Corrections officers have multidimensional roles in facility operations. Regardless of their assignment, be it to oversee general population inmates or to supervise inmates on death row, a correctional officer is required to perform tasks that simultaneously ensure peace and order in the facility, and provide dignified and safe living conditions.
Inmate Intake, Supervision and Release
Some of the basic duties of corrections officers concern the documentation of inmates, from the day they are escorted to the facility until the day of release or transfer to another court-mandated institution.
Inmate Intake- The booking of inmates begins with admission and reception procedures, which include checking personal records and creating a file that documents each inmate’s stay in the facility. Admission and reception involves checking inmates’ state of health, documenting and appropriately storing personal belongings, and classifying inmates according to their security risk.
Inmate Supervision- First among the many activities that fall under the category of supervision is conducting inmate counts, which occurs several times a day to ensure that all inmates are accounted for. It also involves monitoring activity within and outside of the cells, and disciplining inmates for violations of rules and regulations.
Supervision also involves checking whether or not inmates are performing their mandated tasks, such as kitchen and laundry duties, and alerting members of the correctional healthcare team if an inmate is in need of medical attention. Submitting incident reports, and filing periodic reports that will be used to evaluate inmate progress is also a primary component of a correctional officers supervisory role. Other responsibilities include: providing inmates impartial and sound advice on corrections procedures, reinforcing positive outcomes of good behavior and guiding inmates on proper conduct during drills and simulations pertaining to emergency situations.
Inmate Release- When inmates have served their sentence, or if they are ordered by the courts to leave the facility permanently, corrections officers assigned to them are expected to review files, prepare release paperwork, and file necessary reports.
During the process of release, the departing inmate’s behavior and health conditions are documented, and all stored personal belongings are returned. The documentation of this process accompanies the inmate’s permanent correctional records, and the final evaluation may be included in the release orders.
Patrols, Inspections and Searches of the Person
Corrections officers observe a set of protocols and routinely perform tasks toward the maintenance of peace and order within the facility. Failure to do so could result in irreversible consequences that impact an entire community, and endanger innocent lives.
Patrols- The aim of patrols is to detect suspicious activity within the premises and in its immediate surroundings. The frequency of patrols are not disclosed to inmates, to prevent these from designing plans to escape or engage in violence. Minimum-security or low-risk facilities do not require corrections officers on patrol to be armed.
Inspections- The aim of inspections is to keep facility conditions secure, safe, peaceful, healthy, and orderly. In order to achieve this, corrections officers conduct routine checks on the inmates’ living quarter and activity areas, structures and equipment, visitor belongings and personal effects, and inbound and outbound deliveries.
Being typically designated to housing units, corrections officers are responsible for, among others, checking the facilities for broken locks and light bulbs, corroded bars and fixtures, unserviceable equipment and other facility installations.
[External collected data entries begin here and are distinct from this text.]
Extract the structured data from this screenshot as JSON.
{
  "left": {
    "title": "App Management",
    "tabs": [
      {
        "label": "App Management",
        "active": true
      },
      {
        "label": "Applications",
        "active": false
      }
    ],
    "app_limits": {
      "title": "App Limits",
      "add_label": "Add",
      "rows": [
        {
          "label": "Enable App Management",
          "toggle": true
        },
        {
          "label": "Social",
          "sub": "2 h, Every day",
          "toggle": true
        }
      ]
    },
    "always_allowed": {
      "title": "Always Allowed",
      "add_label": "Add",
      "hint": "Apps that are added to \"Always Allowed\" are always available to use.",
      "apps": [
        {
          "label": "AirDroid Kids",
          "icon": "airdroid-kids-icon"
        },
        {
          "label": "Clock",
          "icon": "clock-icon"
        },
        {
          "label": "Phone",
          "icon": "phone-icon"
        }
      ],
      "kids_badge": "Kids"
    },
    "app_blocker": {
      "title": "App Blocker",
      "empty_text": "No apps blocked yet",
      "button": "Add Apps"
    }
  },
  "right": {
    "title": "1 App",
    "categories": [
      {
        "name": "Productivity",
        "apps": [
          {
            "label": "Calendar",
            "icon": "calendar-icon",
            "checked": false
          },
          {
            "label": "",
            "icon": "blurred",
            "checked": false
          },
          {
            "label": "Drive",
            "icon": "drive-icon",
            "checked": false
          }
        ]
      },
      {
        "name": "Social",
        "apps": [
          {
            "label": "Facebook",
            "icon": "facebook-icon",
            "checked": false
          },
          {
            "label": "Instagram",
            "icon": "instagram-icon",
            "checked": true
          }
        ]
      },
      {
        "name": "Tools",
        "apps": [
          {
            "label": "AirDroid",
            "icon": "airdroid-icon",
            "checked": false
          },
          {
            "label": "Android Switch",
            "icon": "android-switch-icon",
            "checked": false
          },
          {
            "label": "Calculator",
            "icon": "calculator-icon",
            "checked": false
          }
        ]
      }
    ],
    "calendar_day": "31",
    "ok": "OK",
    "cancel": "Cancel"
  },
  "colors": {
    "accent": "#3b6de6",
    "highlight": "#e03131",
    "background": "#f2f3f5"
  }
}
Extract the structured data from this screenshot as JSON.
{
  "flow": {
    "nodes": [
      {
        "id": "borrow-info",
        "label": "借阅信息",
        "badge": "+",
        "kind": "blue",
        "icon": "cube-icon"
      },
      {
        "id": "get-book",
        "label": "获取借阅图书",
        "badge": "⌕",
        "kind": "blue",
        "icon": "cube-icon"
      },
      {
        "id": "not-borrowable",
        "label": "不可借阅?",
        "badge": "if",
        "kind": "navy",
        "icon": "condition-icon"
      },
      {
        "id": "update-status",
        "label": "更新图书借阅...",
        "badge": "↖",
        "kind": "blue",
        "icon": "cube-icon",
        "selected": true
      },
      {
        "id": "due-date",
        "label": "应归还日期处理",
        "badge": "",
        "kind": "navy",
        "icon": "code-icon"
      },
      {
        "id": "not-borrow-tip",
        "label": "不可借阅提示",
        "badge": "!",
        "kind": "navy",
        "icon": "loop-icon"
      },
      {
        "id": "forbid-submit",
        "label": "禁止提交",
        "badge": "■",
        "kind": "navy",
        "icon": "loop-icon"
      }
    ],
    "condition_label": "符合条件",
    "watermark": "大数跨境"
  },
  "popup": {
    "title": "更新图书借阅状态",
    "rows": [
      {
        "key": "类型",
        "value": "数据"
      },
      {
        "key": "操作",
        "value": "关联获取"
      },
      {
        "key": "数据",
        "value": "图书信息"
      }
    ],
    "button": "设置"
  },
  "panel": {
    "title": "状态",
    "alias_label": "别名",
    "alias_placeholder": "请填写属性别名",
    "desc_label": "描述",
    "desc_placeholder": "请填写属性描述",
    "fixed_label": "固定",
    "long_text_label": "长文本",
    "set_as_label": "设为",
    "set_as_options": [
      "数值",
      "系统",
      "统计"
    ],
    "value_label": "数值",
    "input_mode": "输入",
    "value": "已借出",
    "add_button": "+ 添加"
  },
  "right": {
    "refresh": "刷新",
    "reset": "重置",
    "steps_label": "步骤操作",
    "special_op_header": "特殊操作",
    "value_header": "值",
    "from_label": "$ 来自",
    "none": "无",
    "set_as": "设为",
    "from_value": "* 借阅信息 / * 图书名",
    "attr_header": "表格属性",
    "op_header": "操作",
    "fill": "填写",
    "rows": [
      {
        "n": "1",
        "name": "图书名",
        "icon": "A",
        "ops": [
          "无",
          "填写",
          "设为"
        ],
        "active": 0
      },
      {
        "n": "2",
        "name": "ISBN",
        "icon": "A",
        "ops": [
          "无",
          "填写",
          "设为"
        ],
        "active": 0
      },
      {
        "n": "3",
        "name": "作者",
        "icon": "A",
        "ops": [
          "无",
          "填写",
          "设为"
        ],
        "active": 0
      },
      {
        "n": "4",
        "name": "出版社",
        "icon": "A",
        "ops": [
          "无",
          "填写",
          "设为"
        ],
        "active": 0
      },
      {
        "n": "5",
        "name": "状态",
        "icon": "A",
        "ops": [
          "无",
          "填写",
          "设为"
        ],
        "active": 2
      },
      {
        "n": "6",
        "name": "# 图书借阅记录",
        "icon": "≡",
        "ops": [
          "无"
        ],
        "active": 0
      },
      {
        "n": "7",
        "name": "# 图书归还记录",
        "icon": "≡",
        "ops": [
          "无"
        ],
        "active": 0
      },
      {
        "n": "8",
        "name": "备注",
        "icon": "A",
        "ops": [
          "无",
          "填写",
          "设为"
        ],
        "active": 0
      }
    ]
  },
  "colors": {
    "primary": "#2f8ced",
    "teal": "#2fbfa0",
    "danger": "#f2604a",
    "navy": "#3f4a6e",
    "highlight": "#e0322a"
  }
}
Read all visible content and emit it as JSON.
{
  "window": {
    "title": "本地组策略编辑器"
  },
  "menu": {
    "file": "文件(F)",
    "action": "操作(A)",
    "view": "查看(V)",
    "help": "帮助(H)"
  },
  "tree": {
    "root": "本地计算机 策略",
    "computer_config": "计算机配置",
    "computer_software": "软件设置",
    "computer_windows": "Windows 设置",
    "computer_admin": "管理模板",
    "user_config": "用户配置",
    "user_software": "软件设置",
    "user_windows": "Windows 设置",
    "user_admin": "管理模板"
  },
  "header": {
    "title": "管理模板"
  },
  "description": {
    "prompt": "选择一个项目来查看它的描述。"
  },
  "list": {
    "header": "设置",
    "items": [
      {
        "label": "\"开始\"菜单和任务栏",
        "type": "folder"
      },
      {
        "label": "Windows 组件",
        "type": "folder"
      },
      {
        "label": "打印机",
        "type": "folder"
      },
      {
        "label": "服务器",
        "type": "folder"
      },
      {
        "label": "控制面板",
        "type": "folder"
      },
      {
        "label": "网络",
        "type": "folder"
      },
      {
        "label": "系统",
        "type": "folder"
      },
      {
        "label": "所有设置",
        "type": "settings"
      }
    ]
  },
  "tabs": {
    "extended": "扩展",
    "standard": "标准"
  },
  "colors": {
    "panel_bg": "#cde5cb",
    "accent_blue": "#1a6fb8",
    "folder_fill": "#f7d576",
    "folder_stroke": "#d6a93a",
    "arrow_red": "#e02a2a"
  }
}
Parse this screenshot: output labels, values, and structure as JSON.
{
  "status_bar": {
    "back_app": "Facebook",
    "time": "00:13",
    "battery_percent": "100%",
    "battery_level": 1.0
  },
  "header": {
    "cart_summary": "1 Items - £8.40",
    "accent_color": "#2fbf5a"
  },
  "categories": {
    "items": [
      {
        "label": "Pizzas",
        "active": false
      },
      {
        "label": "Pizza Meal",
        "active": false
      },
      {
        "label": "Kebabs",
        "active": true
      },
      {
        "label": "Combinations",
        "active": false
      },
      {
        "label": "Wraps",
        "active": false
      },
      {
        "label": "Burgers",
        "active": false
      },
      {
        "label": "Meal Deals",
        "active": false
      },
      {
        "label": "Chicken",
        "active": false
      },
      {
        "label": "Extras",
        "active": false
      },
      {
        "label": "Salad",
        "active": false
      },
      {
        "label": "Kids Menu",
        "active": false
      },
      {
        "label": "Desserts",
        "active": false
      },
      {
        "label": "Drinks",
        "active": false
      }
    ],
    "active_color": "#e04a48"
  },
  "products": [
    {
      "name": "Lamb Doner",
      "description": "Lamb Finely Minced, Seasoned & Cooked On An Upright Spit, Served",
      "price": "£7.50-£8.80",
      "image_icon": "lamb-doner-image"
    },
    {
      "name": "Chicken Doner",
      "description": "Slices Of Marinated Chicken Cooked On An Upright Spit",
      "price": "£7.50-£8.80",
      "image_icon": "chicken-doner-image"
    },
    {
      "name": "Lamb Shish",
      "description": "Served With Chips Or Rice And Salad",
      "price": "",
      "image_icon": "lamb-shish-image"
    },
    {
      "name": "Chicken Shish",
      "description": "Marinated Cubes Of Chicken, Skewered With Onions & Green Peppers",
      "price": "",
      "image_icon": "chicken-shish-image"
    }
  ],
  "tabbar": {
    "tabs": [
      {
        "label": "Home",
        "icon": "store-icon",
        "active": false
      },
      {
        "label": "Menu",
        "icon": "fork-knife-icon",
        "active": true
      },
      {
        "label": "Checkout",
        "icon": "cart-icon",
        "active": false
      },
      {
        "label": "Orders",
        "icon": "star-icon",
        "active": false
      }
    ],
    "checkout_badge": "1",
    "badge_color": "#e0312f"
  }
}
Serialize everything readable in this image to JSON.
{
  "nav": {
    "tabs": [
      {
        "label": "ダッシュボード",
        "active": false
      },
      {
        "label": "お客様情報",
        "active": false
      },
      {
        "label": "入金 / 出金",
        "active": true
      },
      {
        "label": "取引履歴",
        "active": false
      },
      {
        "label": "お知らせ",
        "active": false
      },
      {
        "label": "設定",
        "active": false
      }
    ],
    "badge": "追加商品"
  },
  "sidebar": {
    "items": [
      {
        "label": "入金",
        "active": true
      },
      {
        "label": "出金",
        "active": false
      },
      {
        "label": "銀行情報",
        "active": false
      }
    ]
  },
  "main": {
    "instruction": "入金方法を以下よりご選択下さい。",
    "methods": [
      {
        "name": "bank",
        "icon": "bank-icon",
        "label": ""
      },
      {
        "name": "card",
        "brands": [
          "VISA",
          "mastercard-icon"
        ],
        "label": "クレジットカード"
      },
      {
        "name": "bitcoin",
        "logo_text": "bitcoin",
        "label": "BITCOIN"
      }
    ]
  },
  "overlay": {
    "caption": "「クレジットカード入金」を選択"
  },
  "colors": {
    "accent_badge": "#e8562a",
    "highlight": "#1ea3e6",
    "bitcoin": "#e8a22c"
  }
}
The scope of their responsibilities extend to inspecting mail matter, which could be a vehicle for illegal substances and dangerous material.
Searches of the Person- As with inspections, the aim of searches of person is to maintain secure and safe facility conditions. This is by conducting legally permissible checks, to see whether or not subject individuals are carrying items that may be detrimental to the security and safety of facility personnel, inmates, and other people. There are four types of searches of the person:
Especially in strip searches and body-cavity searches, the presence of multiple corrections officers and/or higher-authority endorsements is required. This is to ensure that the corrections officers do not abuse their authority, and that they are not liable for any offense that may be lodged against them.
REMEMBER- Searches of the person not only apply to inmates, but to personnel and visitors as well. The applicability is guaranteed under the Fourth Amendment, but the procedures need to be within the prescribed guidelines. Seizing contraband articles and hazardous material, and submitting individuals involved to legal procedures, may be necessary, although this has to be done within the prescribed guidelines as well.